The new for 1973 Pontiac Grand Prix was the embodiment of a all too brief period of optimism in America in the early 1970's. It's new but at the same time familiar confident face told America that all was well and the future was bright and shiny. Fitting, since things were looking up for America after the brutal 1960's what with our involvement in Vietnam finally ending, albeit ambiguously, Nixon being reelected in a landslide and gas being thirty six cents a gallon. With the average household income in 1973 at $8983, $47,596 adjusted, and all things being equal, what works out to $1.46 a gallon in today's money was still a really good deal for gas. We can then understand why 10 miles per gallon in most American cars was acceptable. If you read the tea leaves correctly you could also see that the handsome 1973 Grand Prix was also a bellwether; it for told of pending problems and an American automobile industry ill equipped to deal with them.
The OPEC oil embargo of October 1973, a political quagmire that slashed oil production inducing long lines at gas pumps, quadrupled the cost of a barrel of crude and increased the price of gas ultimately by almost twenty cents a gallon. While Henry Kissinger was able to negotiate an increase in oil production that eliminated the long lines, he was unable to lower prices.
What became known as the first energy crisis also turned whimsical, claustrophobic, two ton, two door 5 1/2 passenger coupes like this delicious 455 cubic inch Grand Prix into gas guzzling pariahs. Even before the first gas crisis there was widespread sentiment about America's reliance on foreign oil but would have thought the spigots would ever get turned off?
Sales of these 10 mile per gallon, V-8 American cars screeched to a halt and the economy went in the dumpster as all of a sudden everything became more expensive. In other news, Nixon got implicated in the Watergate scandal and all of a sudden America's sense of optimism was gone. Long gone. While gas prices stabilized for a time through most of the rest of the decade, a second oil shock in 1979 further added to America's doldrums. It would be only until we were deep into the Reagan administration that a cautious America would again have any of the sense of itself that it had after World War II.
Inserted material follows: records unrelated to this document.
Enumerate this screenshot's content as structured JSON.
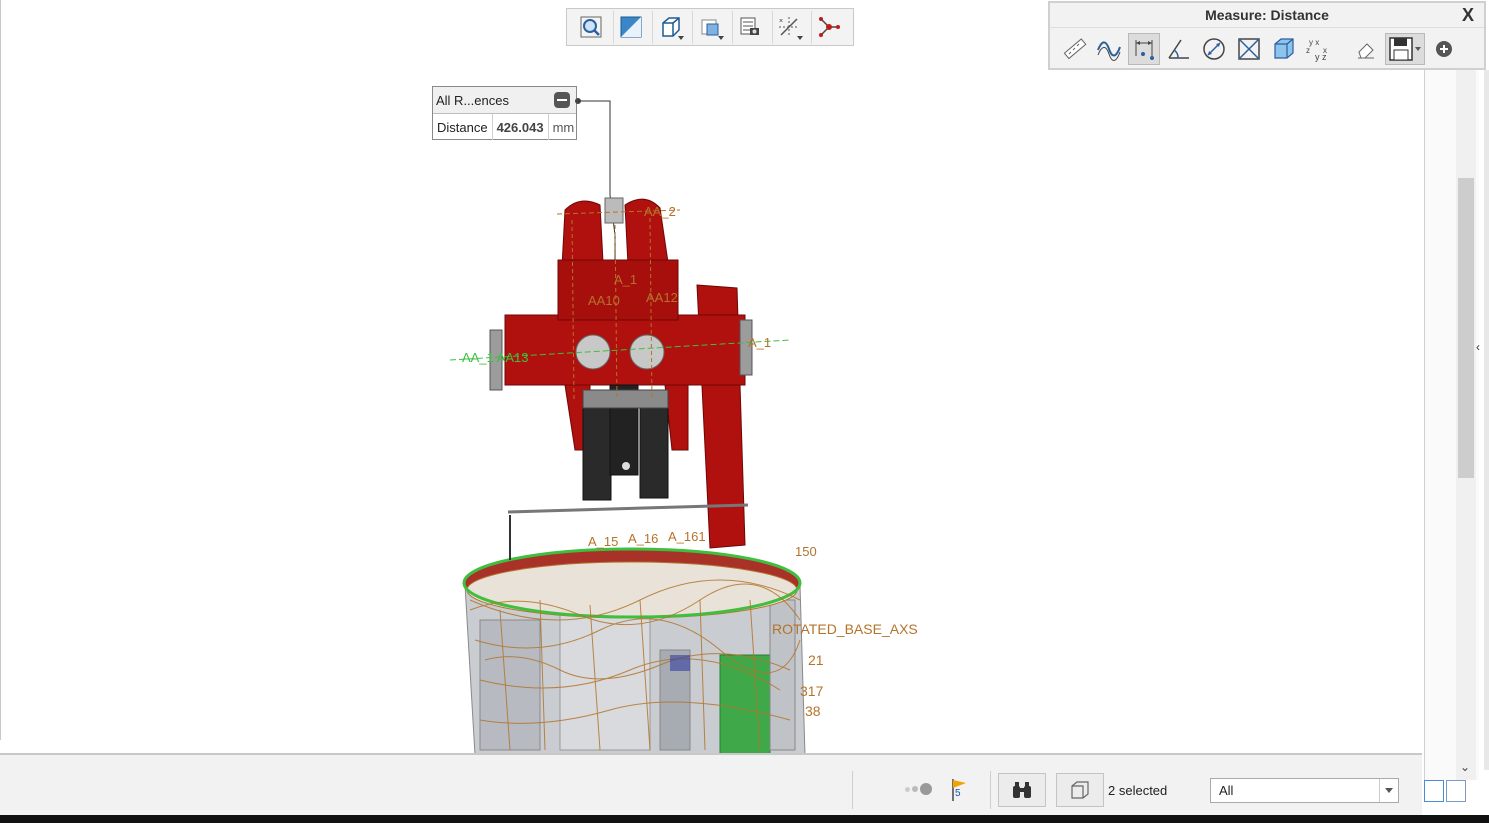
{
  "view_toolbar": {
    "buttons": [
      "refit-icon",
      "zoom-in-icon",
      "saved-orientation-icon",
      "display-style-icon",
      "view-manager-icon",
      "datum-display-icon",
      "spin-center-icon"
    ]
  },
  "measure_panel": {
    "title": "Measure: Distance",
    "close": "X",
    "tools": [
      "summary-icon",
      "length-icon",
      "distance-icon",
      "angle-icon",
      "diameter-icon",
      "area-icon",
      "volume-icon",
      "transform-icon"
    ],
    "active_tool": "distance-icon"
  },
  "callout": {
    "header": "All R...ences",
    "label": "Distance",
    "value": "426.043",
    "unit": "mm"
  },
  "model_labels": {
    "a2": "AA_2",
    "a1_top": "A_1",
    "aa10": "AA10",
    "aa12": "AA12",
    "aa_right": "A_1",
    "aa13": "AA_1 AA13",
    "a15": "A_15",
    "a16": "A_16",
    "a161": "A_161",
    "axs": "ROTATED_BASE_AXS",
    "n21": "21",
    "n317": "317",
    "n38": "38",
    "n150": "150"
  },
  "status_bar": {
    "flag_count": "5",
    "selected_text": "2 selected",
    "filter_value": "All"
  },
  "colors": {
    "model_red": "#b0100e",
    "datum_green": "#3fbf3f",
    "datum_orange": "#b5732a"
  }
}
President Carter, in his now famous and at the time much derided "Malaise speech" of July 1979, said that there was a crisis of confidence in America. Only after all these years do we appreciate fully how correct Mr. Carter was. Could you blame the country for feeling slightly beaten down?
One thing is for certain, unlike America's confidence, which we've learned can take a beating but is if anything seemingly eternal, the Grand Prix as we knew it in 1973 never came back.